Conforme o advogado responsável pelo jurídico do Sindicato dos Policiais Penais do Estado de Mato Grosso, Fábio Moreira Pereira, que faz a defesa da servidora, houve um equívoco jurídico fundamental na análise da autarquia. O recurso hierárquico protocolado argumenta que a simulação realizada pela MTPREV desconsiderou a jurisprudência vinculante do Supremo Tribunal Federal (STF) que garante critérios diferenciados de gênero para a aposentadoria de mulheres policiais. “Sim, surgiu uma Ação Direta de Inconstitucionalidade (ADI) no STF questionando que as mulheres teriam menos 3 anos de contribuição para aposentar, no caso, as mulheres policiais. E essa decisão foi favorável a uma policial civil: o STF acatou a ADI e reduziu menos 3 anos para a aposentadoria. Porém o Estado não acata de plano a decisão do STF. No caso, a gente entra com recurso administrativo pedindo para aplicar a ADI, mas a MTPREV não vem aplicando. Nesse caminho, nós ingressamos com a ação judicial para que sejam acatados esses menos 3 anos para a servidora aposentar”, explicou.
A negação do pedido pela MTPREV baseou-se estritamente nas regras da Emenda Constitucional nº 103/2019 (Reforma da Previdência), que igualou os critérios de idade e tempo de contribuição entre homens e mulheres nas carreiras policiais.
Contudo, o recurso destaca que essa equiparação foi considerada inconstitucional pelo STF no julgamento da Ação Direta de Inconstitucionalidade (ADI) 7727/DF. Na decisão, relatada pelo ministro Flávio Dino, a Suprema Corte reconheceu que a ausência de um redutor para mulheres policiais viola o princípio da isonomia e a proteção ao trabalho feminino em condições de risco.
O STF determinou a aplicação provisória de um redutor de 3 anos tanto na idade mínima quanto no tempo de contribuição para as mulheres policiais, por simetria ao regime geral, até que uma nova lei complementar discipline a matéria.
A defesa da policial penal sustenta que a aplicação dos 36 meses de abatimento determinados pelo STF é imperativa e de eficácia imediata para a Administração Pública.
Com o recurso, a servidora pede a aplicação compulsória do entendimento do STF e a consequente retificação dos cálculos da MTPREV. Segundo a argumentação, a revisão demonstrará que os requisitos para o repouso remunerado já foram atingidos ou estão em vias imediatas de cumprimento, o que viabilizaria a concessão imediata da aposentadoria.
CONSTRANGIMENTO
Além disso, a servidora que terá sua identidade preservada para não sofrer algum tipo de perseguição, ainda sofreu um constrangimento psicólogo, ao receber um e-mail dos canais da MTPREV agendando a assinatura na sede do Mato Grosso Previdência.
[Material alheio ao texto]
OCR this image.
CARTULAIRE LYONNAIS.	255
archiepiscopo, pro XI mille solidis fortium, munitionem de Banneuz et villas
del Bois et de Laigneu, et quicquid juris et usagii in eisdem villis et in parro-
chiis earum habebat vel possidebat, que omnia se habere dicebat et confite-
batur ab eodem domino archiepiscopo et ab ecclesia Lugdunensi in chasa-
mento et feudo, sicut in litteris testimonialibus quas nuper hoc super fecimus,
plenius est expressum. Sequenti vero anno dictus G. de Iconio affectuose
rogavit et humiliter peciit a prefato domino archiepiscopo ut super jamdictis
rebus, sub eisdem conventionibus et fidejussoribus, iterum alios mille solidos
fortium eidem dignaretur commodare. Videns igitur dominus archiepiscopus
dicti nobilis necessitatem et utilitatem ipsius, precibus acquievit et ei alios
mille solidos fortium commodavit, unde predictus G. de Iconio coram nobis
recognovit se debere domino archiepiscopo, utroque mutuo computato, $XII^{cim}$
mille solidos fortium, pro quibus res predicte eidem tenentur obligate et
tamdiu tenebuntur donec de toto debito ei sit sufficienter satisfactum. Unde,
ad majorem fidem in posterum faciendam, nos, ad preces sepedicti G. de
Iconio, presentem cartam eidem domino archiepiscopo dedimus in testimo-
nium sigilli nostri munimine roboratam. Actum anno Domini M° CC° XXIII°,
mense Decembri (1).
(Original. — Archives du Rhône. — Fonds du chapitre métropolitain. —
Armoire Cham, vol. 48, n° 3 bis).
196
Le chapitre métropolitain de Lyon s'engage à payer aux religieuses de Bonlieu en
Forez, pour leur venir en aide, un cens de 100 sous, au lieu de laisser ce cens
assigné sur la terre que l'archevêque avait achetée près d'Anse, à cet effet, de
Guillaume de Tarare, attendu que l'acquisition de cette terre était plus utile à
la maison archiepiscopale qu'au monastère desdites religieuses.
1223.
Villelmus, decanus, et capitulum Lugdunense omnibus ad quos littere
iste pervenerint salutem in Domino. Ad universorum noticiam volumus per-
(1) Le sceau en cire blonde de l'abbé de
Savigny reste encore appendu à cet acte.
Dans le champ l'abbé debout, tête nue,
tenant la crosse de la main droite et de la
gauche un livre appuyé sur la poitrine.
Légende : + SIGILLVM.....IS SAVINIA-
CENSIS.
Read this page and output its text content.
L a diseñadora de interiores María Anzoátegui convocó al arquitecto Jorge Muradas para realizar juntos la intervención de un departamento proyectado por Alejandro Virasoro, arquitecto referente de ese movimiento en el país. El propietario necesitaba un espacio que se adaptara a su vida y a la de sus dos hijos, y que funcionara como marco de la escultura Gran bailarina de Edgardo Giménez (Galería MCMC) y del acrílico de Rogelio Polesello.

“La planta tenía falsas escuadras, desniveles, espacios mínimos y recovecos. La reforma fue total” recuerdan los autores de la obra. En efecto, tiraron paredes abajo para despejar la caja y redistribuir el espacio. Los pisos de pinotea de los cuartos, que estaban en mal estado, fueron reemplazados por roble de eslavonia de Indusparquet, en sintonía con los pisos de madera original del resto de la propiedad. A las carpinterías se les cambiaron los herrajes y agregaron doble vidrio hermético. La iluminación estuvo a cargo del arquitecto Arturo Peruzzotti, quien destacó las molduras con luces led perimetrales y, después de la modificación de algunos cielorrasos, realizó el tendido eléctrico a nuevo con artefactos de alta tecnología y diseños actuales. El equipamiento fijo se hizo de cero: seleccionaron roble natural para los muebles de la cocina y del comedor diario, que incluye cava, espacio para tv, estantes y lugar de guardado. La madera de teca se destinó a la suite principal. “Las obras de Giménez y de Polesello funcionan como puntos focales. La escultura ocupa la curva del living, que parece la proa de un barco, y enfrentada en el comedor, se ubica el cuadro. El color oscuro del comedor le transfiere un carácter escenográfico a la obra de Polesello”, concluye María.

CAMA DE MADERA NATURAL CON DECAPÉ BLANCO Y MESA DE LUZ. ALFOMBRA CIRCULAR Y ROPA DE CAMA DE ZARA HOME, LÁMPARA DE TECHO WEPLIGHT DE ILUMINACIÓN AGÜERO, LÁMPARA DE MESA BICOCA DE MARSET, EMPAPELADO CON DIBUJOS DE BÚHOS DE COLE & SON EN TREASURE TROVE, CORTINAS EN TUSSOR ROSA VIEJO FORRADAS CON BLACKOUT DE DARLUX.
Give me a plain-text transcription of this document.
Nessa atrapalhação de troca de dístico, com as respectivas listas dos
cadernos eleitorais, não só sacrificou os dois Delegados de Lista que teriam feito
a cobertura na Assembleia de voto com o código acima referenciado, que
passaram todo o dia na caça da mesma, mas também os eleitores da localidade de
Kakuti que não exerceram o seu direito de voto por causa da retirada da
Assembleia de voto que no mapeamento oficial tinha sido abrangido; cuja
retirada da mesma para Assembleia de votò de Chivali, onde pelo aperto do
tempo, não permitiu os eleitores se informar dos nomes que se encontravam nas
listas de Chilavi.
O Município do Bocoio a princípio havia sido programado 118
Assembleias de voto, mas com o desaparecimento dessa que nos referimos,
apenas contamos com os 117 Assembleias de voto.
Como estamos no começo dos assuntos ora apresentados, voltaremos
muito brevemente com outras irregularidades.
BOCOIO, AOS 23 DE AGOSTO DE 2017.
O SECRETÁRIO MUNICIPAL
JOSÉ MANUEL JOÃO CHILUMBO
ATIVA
Onde na sequência, a policial penal realizou alguns procedimentos técnicos, como o processo descautela (devolução) de sua arma, entrega de farda e coletes, mas em menos de 24 horas recebeu um outro e-mail vindo de um funcionário da MTPREV, pedindo para desconsiderar a primeira mensagem oficial do órgão e destacando que seu pedido de aposentadoria tinha sido indeferido.